La campagne électorale pour les élections générales d’octobre s’est officiellement ouverte ce 28 août en Tanzanie. Pour la première fois, elle se déroule avec un recours massif aux outils numériques. Le parti au pouvoir, le Chama Cha Mapinduzi (CCM), a lancé un chatbot d’intelligence artificielle sur WhatsApp, destiné à répondre directement aux questions des électeurs sur son programme, tandis que l’opposition renforce sa présence sur les réseaux sociaux.
L’outil mis en avant par le CCM, baptisé « Kijani Ilani » (le « manifeste vert » en swahili), propose une interaction instantanée. En ajoutant simplement un numéro sur WhatsApp, les électeurs peuvent obtenir des informations sur la santé, l’éducation ou les infrastructures, sans avoir à parcourir les centaines de pages du manifeste officiel. Une innovation qui traduit l’entrée de la politique tanzanienne dans une nouvelle ère, selon les experts locaux.
Jusqu’ici, l’espace numérique avait surtout profité à l’opposition, qui y voyait un espace de mobilisation face à un pouvoir solidement implanté sur le terrain. Le CCM, historiquement ancré dans les structures locales, tente désormais de combler ce retard. Comme le souligne Mike Mushi, expert numérique basé à Dar es Salaam, « aujourd’hui, le digital n’est plus un choix, c’est une obligation ». Ce repositionnement traduit une volonté du pouvoir de rééquilibrer le rapport de forces.
Si cette digitalisation ouvre la voie à une meilleure accessibilité des programmes politiques, elle suscite aussi des inquiétudes. La surveillance accrue des communications, les risques de désinformation et la fragilisation de la vie privée figurent parmi les menaces identifiées.
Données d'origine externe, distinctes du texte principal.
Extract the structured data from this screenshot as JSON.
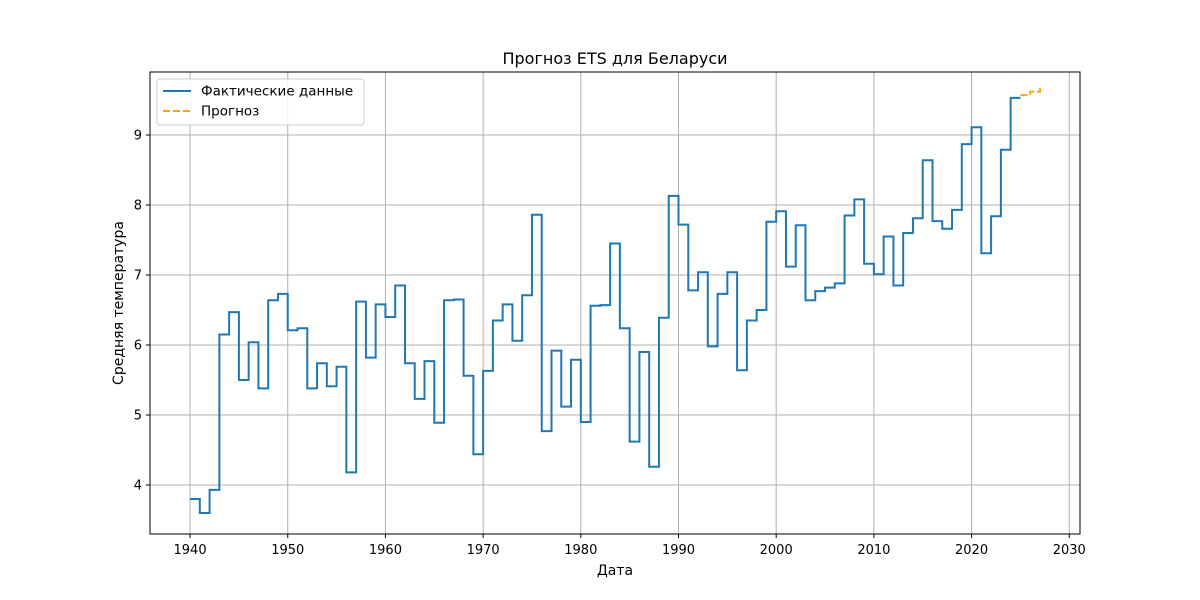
{
  "chart_data": {
    "type": "line",
    "title": "Прогноз ETS для Беларуси",
    "xlabel": "Дата",
    "ylabel": "Средняя температура",
    "xlim": [
      1935.9,
      2031.1
    ],
    "ylim": [
      3.3,
      9.9
    ],
    "x_ticks": [
      1940,
      1950,
      1960,
      1970,
      1980,
      1990,
      2000,
      2010,
      2020,
      2030
    ],
    "y_ticks": [
      4,
      5,
      6,
      7,
      8,
      9
    ],
    "grid": true,
    "legend_position": "top-left",
    "series": [
      {
        "name": "Фактические данные",
        "color": "#1f77b4",
        "style": "solid",
        "step": "post",
        "x": [
          1940,
          1941,
          1942,
          1943,
          1944,
          1945,
          1946,
          1947,
          1948,
          1949,
          1950,
          1951,
          1952,
          1953,
          1954,
          1955,
          1956,
          1957,
          1958,
          1959,
          1960,
          1961,
          1962,
          1963,
          1964,
          1965,
          1966,
          1967,
          1968,
          1969,
          1970,
          1971,
          1972,
          1973,
          1974,
          1975,
          1976,
          1977,
          1978,
          1979,
          1980,
          1981,
          1982,
          1983,
          1984,
          1985,
          1986,
          1987,
          1988,
          1989,
          1990,
          1991,
          1992,
          1993,
          1994,
          1995,
          1996,
          1997,
          1998,
          1999,
          2000,
          2001,
          2002,
          2003,
          2004,
          2005,
          2006,
          2007,
          2008,
          2009,
          2010,
          2011,
          2012,
          2013,
          2014,
          2015,
          2016,
          2017,
          2018,
          2019,
          2020,
          2021,
          2022,
          2023,
          2024,
          2025
        ],
        "y": [
          3.8,
          3.6,
          3.93,
          6.15,
          6.47,
          5.5,
          6.04,
          5.38,
          6.64,
          6.73,
          6.21,
          6.24,
          5.38,
          5.74,
          5.41,
          5.69,
          4.18,
          6.62,
          5.82,
          6.58,
          6.4,
          6.85,
          5.74,
          5.23,
          5.77,
          4.89,
          6.64,
          6.65,
          5.56,
          4.44,
          5.63,
          6.35,
          6.58,
          6.06,
          6.71,
          7.86,
          4.77,
          5.92,
          5.12,
          5.79,
          4.9,
          6.56,
          6.57,
          7.45,
          6.24,
          4.62,
          5.9,
          4.26,
          6.39,
          8.13,
          7.72,
          6.78,
          7.04,
          5.98,
          6.73,
          7.04,
          5.64,
          6.35,
          6.5,
          7.76,
          7.91,
          7.12,
          7.71,
          6.64,
          6.77,
          6.82,
          6.88,
          7.85,
          8.08,
          7.16,
          7.01,
          7.55,
          6.85,
          7.6,
          7.81,
          8.64,
          7.77,
          7.66,
          7.93,
          8.87,
          9.11,
          7.31,
          7.84,
          8.79,
          9.53,
          9.53
        ]
      },
      {
        "name": "Прогноз",
        "color": "#ffa500",
        "style": "dashed",
        "step": "post",
        "x": [
          2025,
          2026,
          2027
        ],
        "y": [
          9.57,
          9.62,
          9.67
        ]
      }
    ]
  }
}
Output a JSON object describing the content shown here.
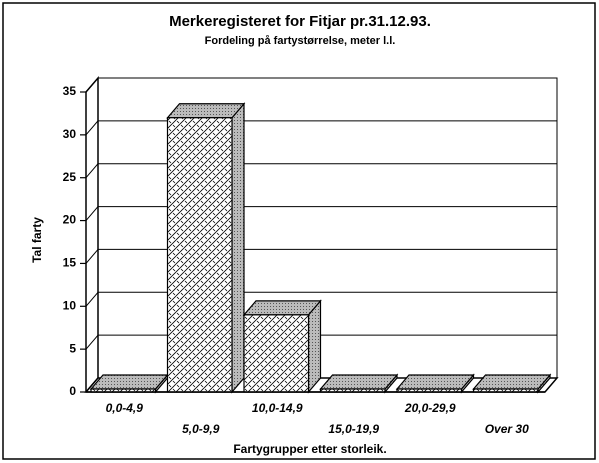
{
  "chart_data": {
    "type": "bar3d",
    "title": "Merkeregisteret for Fitjar pr.31.12.93.",
    "subtitle": "Fordeling på fartystørrelse, meter l.l.",
    "y_label": "Tal farty",
    "x_label": "Fartygrupper etter storleik.",
    "categories": [
      "0,0-4,9",
      "5,0-9,9",
      "10,0-14,9",
      "15,0-19,9",
      "20,0-29,9",
      "Over 30"
    ],
    "values": [
      0,
      32,
      9,
      0,
      0,
      0
    ],
    "ylim": [
      0,
      35
    ],
    "yticks": [
      0,
      5,
      10,
      15,
      20,
      25,
      30,
      35
    ],
    "grid": true
  }
}
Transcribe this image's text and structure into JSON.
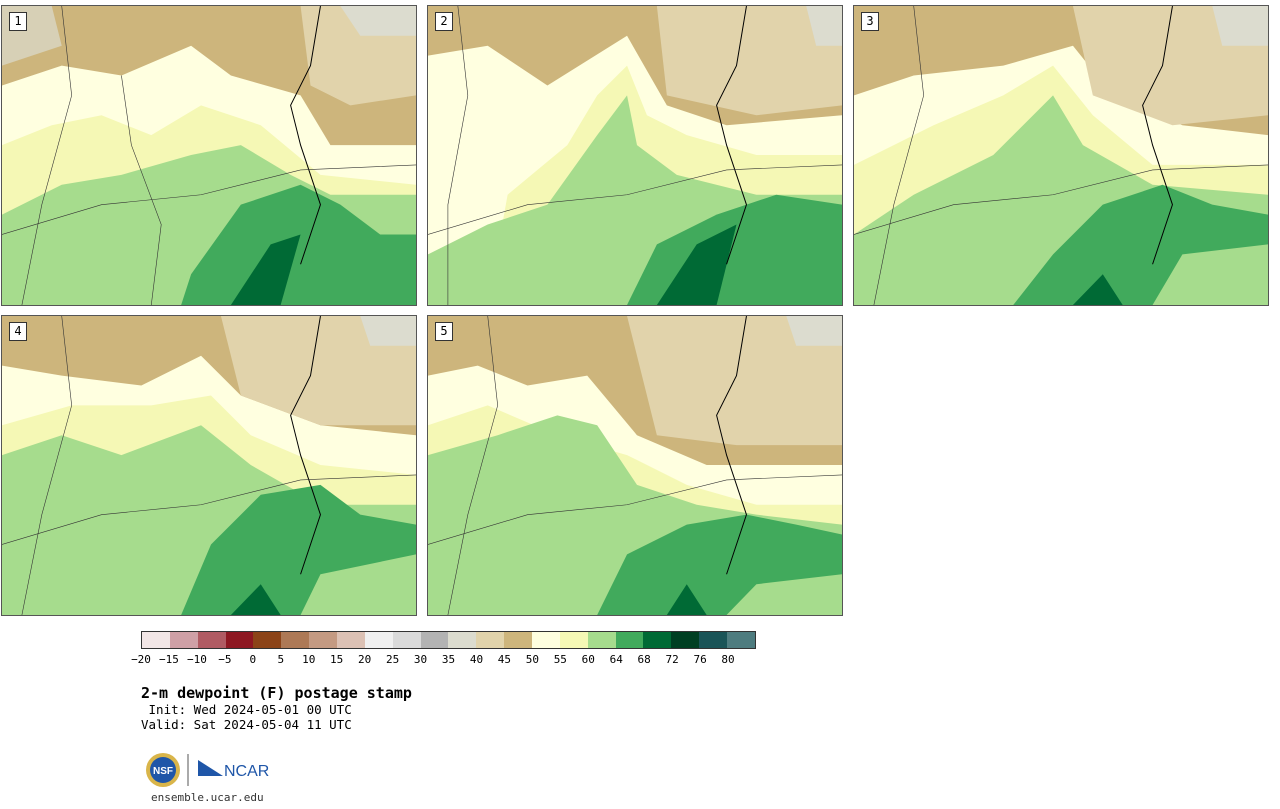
{
  "panels": [
    {
      "label": "1"
    },
    {
      "label": "2"
    },
    {
      "label": "3"
    },
    {
      "label": "4"
    },
    {
      "label": "5"
    }
  ],
  "colorbar": {
    "colors": [
      "#f2e6e6",
      "#cfa0a6",
      "#b05b63",
      "#8e1822",
      "#8c4418",
      "#ad7956",
      "#c49a82",
      "#dcc1b4",
      "#f0f0f0",
      "#dadada",
      "#b3b3b3",
      "#dcdccf",
      "#e1d3ab",
      "#cdb57c",
      "#ffffe0",
      "#f5f8b5",
      "#a6dc8d",
      "#41aa5c",
      "#006a35",
      "#003f22",
      "#1a5457",
      "#4e7c7f"
    ],
    "ticks": [
      "−20",
      "−15",
      "−10",
      "−5",
      "0",
      "5",
      "10",
      "15",
      "20",
      "25",
      "30",
      "35",
      "40",
      "45",
      "50",
      "55",
      "60",
      "64",
      "68",
      "72",
      "76",
      "80"
    ]
  },
  "title": "2-m dewpoint (F) postage stamp",
  "init": " Init: Wed 2024-05-01 00 UTC",
  "valid": "Valid: Sat 2024-05-04 11 UTC",
  "logos": {
    "nsf": "NSF",
    "ncar": "NCAR"
  },
  "footer": "ensemble.ucar.edu"
}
Dans un pays où le gouvernement n’hésite pas à bloquer temporairement des plateformes comme Facebook ou WhatsApp, ces outils peuvent devenir autant des canaux d’information que des instruments de contrôle.
L’opposition, souvent contrainte de recourir aux VPN pour contourner la censure, pourrait voir son espace de manœuvre réduit si le pouvoir accentue ses restrictions en ligne. La bataille électorale tanzanienne se jouera donc autant sur les estrades que sur les écrans. Pour les électeurs, cette nouvelle donne digitale représente une opportunité d’accès direct aux programmes, mais aussi un terrain miné où s’affrontent propagande et contre-discours.